E’ passato un anno. Sarebbe meglio dire, è passato solo un anno. Un anno dall’uccisione, da parte di due poliziotti, di un ragazzo ad Alessandria d’Egitto. Si chiamava Khaled Said, non aveva fatto niente, non aveva commesso nessun reato, era anche di quei ragazzi che non partecipavano alle manifestazioni di protesta. Era andato a passare qualche ora in un internet café. Due poliziotti lo hanno preso, pestato a sangue, sbattendogli la testa contro un tavolino di marmo e poi una cancellata. E’ morto per le botte. Esattamente un anno fa.
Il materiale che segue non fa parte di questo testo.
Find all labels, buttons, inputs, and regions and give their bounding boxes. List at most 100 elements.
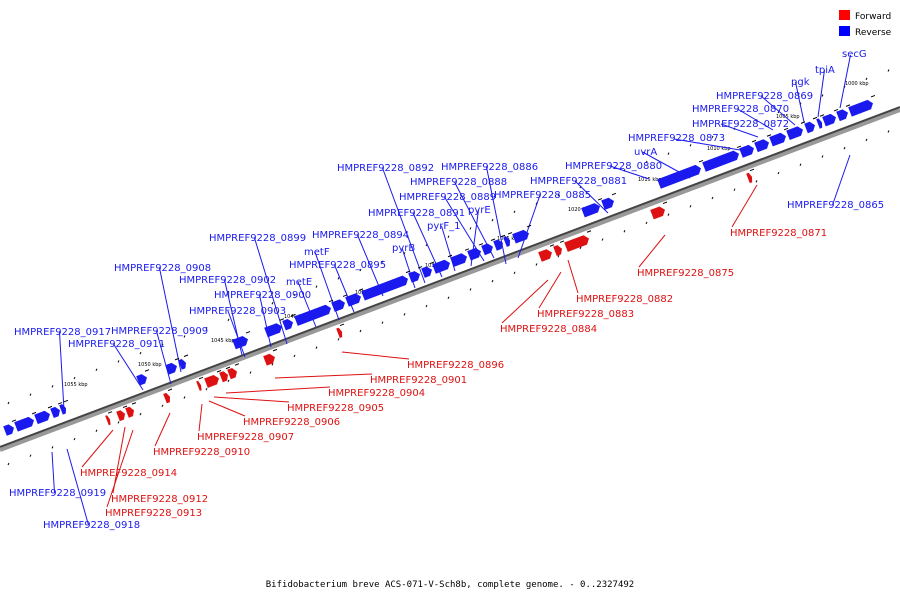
reverse-gene-label: HMPREF9228_0891 (368, 208, 465, 219)
reverse-gene-label: HMPREF9228_0900 (214, 290, 311, 301)
gene-top-edge (478, 243, 484, 246)
tick-mark (95, 429, 98, 432)
forward-gene-label: HMPREF9228_0910 (153, 447, 250, 458)
reverse-gene-label: secG (842, 49, 867, 60)
reverse-gene (816, 118, 823, 129)
tick-mark (711, 135, 714, 139)
forward-gene-leader (538, 271, 562, 309)
tick-mark (139, 412, 142, 416)
forward-gene (227, 368, 237, 380)
reverse-gene (822, 113, 836, 127)
gene-top-edge (429, 261, 435, 265)
reverse-gene-label: HMPREF9228_0919 (9, 488, 106, 499)
gene-labels: secG tpiA pgk HMPREF9228_0869 HMPREF9228_087… (9, 49, 884, 531)
gene-top-edge (447, 254, 453, 258)
tick-mark (249, 371, 252, 374)
reverse-gene-leader (795, 81, 805, 123)
reverse-gene (408, 271, 420, 283)
forward-gene-leader (154, 412, 171, 447)
tick-mark (29, 454, 32, 457)
gene-top-edge (272, 348, 278, 352)
gene-top-edge (766, 134, 772, 137)
reverse-gene (481, 243, 493, 256)
kbp-label: 1045 kbp (211, 338, 235, 344)
reverse-gene-label: pyrE (468, 205, 491, 216)
reverse-gene-label: HMPREF9228_0881 (530, 176, 627, 187)
reverse-gene-leader (66, 448, 89, 526)
tick-mark (359, 268, 362, 272)
tick-mark (7, 401, 10, 405)
gene-top-edge (611, 192, 617, 196)
forward-gene-leader (638, 234, 666, 268)
tick-mark (689, 205, 692, 208)
reverse-gene-label: HMPREF9228_0899 (209, 233, 306, 244)
label-leaders (51, 54, 851, 526)
forward-gene-leader (81, 429, 114, 468)
reverse-gene-label: HMPREF9228_0880 (565, 161, 662, 172)
gene-top-edge (107, 411, 113, 414)
reverse-gene-label: HMPREF9228_0888 (410, 177, 507, 188)
tick-mark (755, 180, 758, 183)
reverse-gene (282, 319, 293, 331)
genome-caption: Bifidobacterium breve ACS-071-V-Sch8b, c… (266, 580, 634, 590)
tick-mark (469, 288, 472, 291)
reverse-gene-label: tpiA (815, 65, 835, 76)
gene-top-edge (597, 198, 603, 201)
reverse-gene (432, 259, 450, 274)
reverse-gene (361, 275, 408, 301)
kbp-label: 1020 kbp (568, 207, 592, 213)
forward-gene (196, 380, 202, 391)
reverse-gene-label: HMPREF9228_0885 (494, 190, 591, 201)
forward-gene-leader (501, 279, 549, 324)
reverse-gene-label: pyrB (392, 243, 415, 254)
tick-mark (183, 335, 186, 338)
forward-gene (553, 245, 562, 256)
reverse-gene (804, 121, 815, 134)
reverse-gene (232, 336, 248, 350)
reverse-gene-label: HMPREF9228_0917 (14, 327, 111, 338)
tick-mark (491, 279, 494, 283)
gene-top-edge (698, 159, 704, 163)
gene-top-edge (198, 376, 204, 380)
reverse-gene (467, 248, 481, 261)
reverse-gene-label: metF (304, 247, 330, 258)
reverse-gene (836, 109, 848, 122)
tick-mark (865, 138, 868, 142)
reverse-gene (34, 410, 50, 425)
gene-top-edge (174, 357, 180, 361)
reverse-gene-leader (817, 69, 825, 118)
forward-gene (336, 327, 343, 338)
forward-gene-label: HMPREF9228_0882 (576, 294, 673, 305)
forward-gene (204, 375, 219, 388)
gene-top-edge (464, 248, 470, 251)
genome-backbone-shadow (0, 108, 900, 452)
forward-gene (105, 415, 111, 426)
forward-gene-leader (567, 259, 579, 294)
forward-gene-label: HMPREF9228_0906 (243, 417, 340, 428)
tick-mark (51, 385, 54, 388)
tick-mark (205, 387, 208, 391)
reverse-gene-label: pgk (791, 77, 810, 88)
gene-top-edge (31, 411, 37, 415)
forward-gene-leader (208, 400, 246, 417)
kbp-label: 1000 kbp (845, 81, 869, 87)
gene-top-edge (405, 270, 411, 274)
reverse-gene (421, 266, 432, 278)
reverse-gene-label: metE (286, 277, 312, 288)
gene-top-edge (490, 238, 496, 241)
tick-mark (161, 343, 164, 347)
gene-top-edge (167, 388, 173, 392)
legend-reverse-swatch (839, 26, 850, 36)
reverse-gene-leader (486, 166, 507, 265)
reverse-gene (848, 99, 873, 117)
reverse-gene-label: HMPREF9228_0911 (68, 339, 165, 350)
forward-gene (125, 406, 134, 418)
forward-gene-label: HMPREF9228_0875 (637, 268, 734, 279)
forward-gene-leader (274, 373, 373, 379)
reverse-gene-label: HMPREF9228_0870 (692, 104, 789, 115)
reverse-gene (754, 139, 769, 153)
gene-top-edge (225, 366, 231, 370)
reverse-gene (581, 203, 600, 218)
Per i ragazzi egiziani, la morte assurda di Khaled Said è considerata l’inizio della rivoluzione. Da quel momento in poi, i ragazzi hanno compreso che non si sarebbero salvati, che nessuno si sarebbe potuto difendere dal regime Mubarak. Che chiunque poteva essere Khaled Said. Il simbolo di quello che possono fare ingiustizia, tracotanza, corruzione. Assenza dello Stato di diritto. In quel momento sono state create le pagine Facebook “Siamo tutti Khaled Said”, che hanno raccolto centinaia di migliaia di giovani egiziani, più o meno impegnati in politica, o non impegnati affatto.
Da allora, ci sono voluti pochi mesi per scatenare una vera e propria rivoluzione, guidata dai giovani, accesa da Khaled Said. Che ancora, però, non riposa in pace. I suoi aguzzini non sono stati ancora condannati. E la rivoluzione è tallonata dalla contro-rivoluzione.
I ragazzi del Cairo e di Alessandria sono, però, ancora “tutti Khaled Said”. Non possono e non vogliono tornare indietro, a quando erano bersagli senza alcuna protezi0ne
La fotoè stata rimessa in rete da Wael Ghonim, su twitter. E’ la prima protesta per la morte di Khaled Said di fronte al ministero dell’interno egiziano. Le proteste, per sei anni almeno, sono state quasi sempre di questa entità. Poche decine di persone, circondate da cordoni e cordoni di polizia. Poi, d’un tratto le decine di persone sono diventate milioni… Meditate, gente, meditate.